Tuesday, September 27, 2011

Moneyball (Bennett Miller, 2011) ***1/2

Dir. Bennett Miller
Starring Brad Pitt, Jonah Hill, Phillip Seymour Hoffman, Chris Pratt, Kerris Dorsey




Major League Baseball has the most unbalanced playing field of any pro sport. While other leagues have a mixture of big and small cities, they also have salary cap and luxury tax rules that help even the playing field. Baseball has no salary cap whatsoever, allowing teams like the New York Yankees and Boston Red Sox to pay close to $200 million dollars on their roster, while most teams can't even afford $100 million and many others can't even put together $40 million. One of those teams happen to be the Oakland A's, and their GM Billy Beane's struggles to field a competitive team during the 2002 season is the heart of Moneyball, a funny and smart film about outsiders trying to upset the traditional method of player analysis.

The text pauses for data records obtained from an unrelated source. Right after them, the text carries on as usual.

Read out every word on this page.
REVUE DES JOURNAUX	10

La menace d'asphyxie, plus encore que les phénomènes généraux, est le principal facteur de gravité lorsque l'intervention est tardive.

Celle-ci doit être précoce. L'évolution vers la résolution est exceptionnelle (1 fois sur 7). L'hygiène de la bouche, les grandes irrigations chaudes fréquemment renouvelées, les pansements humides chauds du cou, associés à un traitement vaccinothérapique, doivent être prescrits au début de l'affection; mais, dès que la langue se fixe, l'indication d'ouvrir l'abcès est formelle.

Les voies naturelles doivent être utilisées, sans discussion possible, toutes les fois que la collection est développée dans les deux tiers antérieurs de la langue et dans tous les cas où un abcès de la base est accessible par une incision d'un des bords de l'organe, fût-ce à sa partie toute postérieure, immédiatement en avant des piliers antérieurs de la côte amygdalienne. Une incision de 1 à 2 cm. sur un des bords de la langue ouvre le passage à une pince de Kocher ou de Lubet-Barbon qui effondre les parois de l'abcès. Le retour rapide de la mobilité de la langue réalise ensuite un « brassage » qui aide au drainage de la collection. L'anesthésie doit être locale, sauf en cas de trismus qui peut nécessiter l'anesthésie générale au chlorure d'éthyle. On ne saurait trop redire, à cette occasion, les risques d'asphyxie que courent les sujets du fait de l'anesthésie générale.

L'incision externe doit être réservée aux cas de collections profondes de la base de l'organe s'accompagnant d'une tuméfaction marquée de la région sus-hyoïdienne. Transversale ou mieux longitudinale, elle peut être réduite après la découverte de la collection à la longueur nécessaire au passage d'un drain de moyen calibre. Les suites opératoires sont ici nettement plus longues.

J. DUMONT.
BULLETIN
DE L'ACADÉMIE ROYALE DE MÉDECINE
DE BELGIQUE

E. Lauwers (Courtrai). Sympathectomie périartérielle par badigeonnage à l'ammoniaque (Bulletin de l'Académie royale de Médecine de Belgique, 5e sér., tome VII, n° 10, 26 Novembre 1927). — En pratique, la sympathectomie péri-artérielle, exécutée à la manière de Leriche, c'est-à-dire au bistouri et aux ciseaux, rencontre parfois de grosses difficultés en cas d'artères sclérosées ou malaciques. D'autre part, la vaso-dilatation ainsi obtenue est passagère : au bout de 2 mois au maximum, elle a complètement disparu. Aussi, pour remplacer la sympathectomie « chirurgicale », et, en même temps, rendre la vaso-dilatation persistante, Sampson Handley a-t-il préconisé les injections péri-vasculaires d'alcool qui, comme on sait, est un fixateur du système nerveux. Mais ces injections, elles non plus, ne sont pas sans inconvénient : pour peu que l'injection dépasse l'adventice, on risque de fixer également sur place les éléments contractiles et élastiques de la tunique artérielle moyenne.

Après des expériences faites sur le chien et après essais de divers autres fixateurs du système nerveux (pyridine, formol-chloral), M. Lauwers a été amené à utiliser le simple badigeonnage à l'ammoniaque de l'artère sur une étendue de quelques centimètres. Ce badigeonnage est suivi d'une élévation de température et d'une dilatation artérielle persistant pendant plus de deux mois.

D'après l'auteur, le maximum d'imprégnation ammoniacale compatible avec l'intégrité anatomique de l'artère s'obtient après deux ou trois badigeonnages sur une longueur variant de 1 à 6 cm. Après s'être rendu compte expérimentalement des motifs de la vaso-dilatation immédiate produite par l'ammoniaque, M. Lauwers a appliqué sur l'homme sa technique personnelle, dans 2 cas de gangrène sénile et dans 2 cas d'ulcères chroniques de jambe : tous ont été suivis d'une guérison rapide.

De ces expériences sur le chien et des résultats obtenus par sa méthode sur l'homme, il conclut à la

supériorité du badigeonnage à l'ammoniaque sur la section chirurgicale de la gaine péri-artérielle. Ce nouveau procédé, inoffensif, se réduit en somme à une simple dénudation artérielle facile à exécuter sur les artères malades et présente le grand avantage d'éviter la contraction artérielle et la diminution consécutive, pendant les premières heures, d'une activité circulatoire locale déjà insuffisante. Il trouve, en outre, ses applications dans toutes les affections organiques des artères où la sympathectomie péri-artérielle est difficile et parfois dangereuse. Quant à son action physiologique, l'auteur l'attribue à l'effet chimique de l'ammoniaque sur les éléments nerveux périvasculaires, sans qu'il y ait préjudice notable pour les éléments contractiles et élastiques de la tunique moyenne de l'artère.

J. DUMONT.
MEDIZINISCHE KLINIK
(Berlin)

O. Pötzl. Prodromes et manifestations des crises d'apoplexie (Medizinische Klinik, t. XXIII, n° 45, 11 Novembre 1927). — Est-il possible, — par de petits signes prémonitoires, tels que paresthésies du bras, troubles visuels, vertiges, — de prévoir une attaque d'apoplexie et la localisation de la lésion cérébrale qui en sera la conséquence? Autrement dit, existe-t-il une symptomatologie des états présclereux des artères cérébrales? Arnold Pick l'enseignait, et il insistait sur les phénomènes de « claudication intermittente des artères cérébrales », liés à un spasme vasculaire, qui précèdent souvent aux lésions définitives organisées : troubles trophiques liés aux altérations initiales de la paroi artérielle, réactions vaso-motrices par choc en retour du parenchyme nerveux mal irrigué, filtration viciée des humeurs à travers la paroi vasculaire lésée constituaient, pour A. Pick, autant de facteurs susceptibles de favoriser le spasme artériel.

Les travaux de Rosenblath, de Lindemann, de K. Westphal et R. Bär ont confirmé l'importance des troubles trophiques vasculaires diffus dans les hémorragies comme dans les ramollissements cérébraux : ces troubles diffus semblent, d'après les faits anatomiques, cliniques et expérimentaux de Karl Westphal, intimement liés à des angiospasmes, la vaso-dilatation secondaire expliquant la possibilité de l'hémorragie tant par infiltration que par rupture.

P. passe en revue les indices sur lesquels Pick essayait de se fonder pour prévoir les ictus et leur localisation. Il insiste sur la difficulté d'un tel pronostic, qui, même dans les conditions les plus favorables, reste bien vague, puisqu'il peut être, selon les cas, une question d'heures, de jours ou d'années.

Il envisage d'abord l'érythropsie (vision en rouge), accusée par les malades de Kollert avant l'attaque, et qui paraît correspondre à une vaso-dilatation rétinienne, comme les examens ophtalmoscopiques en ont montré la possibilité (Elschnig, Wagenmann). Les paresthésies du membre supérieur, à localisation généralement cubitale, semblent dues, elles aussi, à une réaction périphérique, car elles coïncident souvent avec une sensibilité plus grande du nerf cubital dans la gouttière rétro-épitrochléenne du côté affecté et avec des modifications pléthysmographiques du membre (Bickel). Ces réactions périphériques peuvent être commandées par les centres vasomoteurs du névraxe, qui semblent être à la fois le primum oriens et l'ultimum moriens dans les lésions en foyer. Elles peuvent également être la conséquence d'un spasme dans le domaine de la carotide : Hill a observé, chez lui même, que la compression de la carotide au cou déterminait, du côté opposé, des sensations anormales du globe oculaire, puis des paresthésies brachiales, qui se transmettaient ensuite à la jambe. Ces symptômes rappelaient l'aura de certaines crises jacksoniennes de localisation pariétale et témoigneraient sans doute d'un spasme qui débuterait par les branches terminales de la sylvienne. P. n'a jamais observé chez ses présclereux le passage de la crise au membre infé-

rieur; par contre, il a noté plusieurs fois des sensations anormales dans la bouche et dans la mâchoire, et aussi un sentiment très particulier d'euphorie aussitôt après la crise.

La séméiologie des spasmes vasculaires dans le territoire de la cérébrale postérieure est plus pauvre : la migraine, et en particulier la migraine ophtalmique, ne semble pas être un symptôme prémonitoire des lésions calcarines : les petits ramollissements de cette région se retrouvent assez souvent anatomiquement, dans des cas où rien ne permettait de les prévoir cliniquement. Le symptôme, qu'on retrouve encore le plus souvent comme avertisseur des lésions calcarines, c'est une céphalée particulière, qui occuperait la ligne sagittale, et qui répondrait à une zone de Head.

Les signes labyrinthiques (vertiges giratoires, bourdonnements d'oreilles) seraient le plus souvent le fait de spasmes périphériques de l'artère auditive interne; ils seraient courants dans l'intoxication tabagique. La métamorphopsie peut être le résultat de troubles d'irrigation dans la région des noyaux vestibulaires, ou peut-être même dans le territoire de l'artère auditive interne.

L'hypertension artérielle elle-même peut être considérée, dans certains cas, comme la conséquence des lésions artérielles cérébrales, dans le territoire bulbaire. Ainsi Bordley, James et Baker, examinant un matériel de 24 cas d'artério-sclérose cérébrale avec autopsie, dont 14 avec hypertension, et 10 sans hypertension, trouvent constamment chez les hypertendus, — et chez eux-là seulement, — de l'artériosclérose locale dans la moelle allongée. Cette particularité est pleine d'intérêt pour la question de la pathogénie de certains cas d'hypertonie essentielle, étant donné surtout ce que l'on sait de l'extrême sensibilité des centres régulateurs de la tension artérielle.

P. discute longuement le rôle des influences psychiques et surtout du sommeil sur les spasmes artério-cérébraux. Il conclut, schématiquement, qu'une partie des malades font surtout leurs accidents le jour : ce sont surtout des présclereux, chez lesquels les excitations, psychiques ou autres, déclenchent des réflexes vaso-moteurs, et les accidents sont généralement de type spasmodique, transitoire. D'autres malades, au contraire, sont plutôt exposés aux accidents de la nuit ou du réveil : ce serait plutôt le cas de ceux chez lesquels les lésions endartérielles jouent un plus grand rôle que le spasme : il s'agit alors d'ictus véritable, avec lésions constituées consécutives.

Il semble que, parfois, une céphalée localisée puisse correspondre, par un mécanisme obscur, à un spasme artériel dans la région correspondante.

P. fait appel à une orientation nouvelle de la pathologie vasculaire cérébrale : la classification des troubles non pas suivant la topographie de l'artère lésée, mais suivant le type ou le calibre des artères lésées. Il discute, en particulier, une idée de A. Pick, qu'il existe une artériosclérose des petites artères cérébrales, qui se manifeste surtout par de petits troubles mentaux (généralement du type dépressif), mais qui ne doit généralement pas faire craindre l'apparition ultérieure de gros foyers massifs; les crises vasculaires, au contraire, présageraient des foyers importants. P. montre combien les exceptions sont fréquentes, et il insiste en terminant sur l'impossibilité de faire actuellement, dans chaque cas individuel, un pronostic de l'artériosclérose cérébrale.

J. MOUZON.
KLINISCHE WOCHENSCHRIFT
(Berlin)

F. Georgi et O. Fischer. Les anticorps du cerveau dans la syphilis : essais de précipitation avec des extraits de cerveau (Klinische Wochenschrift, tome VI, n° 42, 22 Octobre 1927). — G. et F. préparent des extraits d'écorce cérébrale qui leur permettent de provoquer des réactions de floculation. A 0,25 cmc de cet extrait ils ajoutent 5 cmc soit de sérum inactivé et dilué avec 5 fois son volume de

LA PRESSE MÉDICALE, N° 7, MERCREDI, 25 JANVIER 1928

The A's made the playoffs in the 2001 season, but lost a heartbreaking series to the New York Yankees. A's GM Billy Beane was faced with losing three key members from that team who were free agents and getting offers that Beane could not afford to match. Then he meets Peter Brand (Jonah Hill), a young Yale economics grad who has mathematical theories about baseball that flew in the face of conventional baseball thinking. With Brand at his side, Beane sought to construct a team out of players that would be cheap because the traditional method of scouting undervalued their true worth according to advanced statistical studies. The film follows the A's rollercoaster 2002 season, the criticism they faced for this new line of thinking, and some of the individual players involved.

The film is based on the book of the same name by Michael Lewis. It's not a book that immediately jumps out at you with dramatic potential with its intricate discussion of sabremetrics and economics. However, Aaron Sorkin proved he could take the story of an internet startup and make it fascinating with The Social Network, so it was smart to bring him on board here and punch up the script. Sorkin's script never goes deeply into the precise details of sabremetrics, but it deals with the basics just enough for the audience to understand the debate. What Sorkin's script (aided by sure handed direction of Bennet Miller) does is humanize the story by somehow successfully turning a wealthy GM with the looks of Brad Pitt and his Yale grad sidekick into hard luck underdogs.

One of the ways in which Sorkin does this is by delving a bit into Beane's own history as a player, when he was a can't miss prospect that completely missed. There is also a nice genuine attempt at a story between Beane and his young daughter that provides the right amount of sentiment without going overboard, precisely because it is well scripted and well played by the actors. It helps to have an actor with the natural charisma and likability of Brad Pitt. He has a nice chemistry with Jonah Hill, and Sorkin takes advantage of this by punctuating their scenes with lots of humorous touches. The individual players don't get as much attention as in other baseball movies, but Parks and Recreation's Chris Pratt does generate considerable audience support as a former catcher being moved to first base as a key part of Beane's strategy.

Moneyball may not be your standard baseball movie, but it does work in many of the same ways. There is even a "big game" with different stakes than your usual big game, but one that is still incredibly compelling. It avoids many of the dumb cliche's associated with other sports movies, while embracing some of the fun ones (the irascible manager played by Philip Seymour Hoffman is a pretty accurate portrait of the old school method of thinking.) Most importantly, it disproves one of the major complaints of the anti-Moneyball crowd; that the sabremetricians are just geeks who care more about numbers than the passion of the game. In a wonderful scene late in the movie, Beane and Brand watch a lumbering catcher struggle with his fear of running to 2nd base and you can see how much they care about drama and beauty of baseball.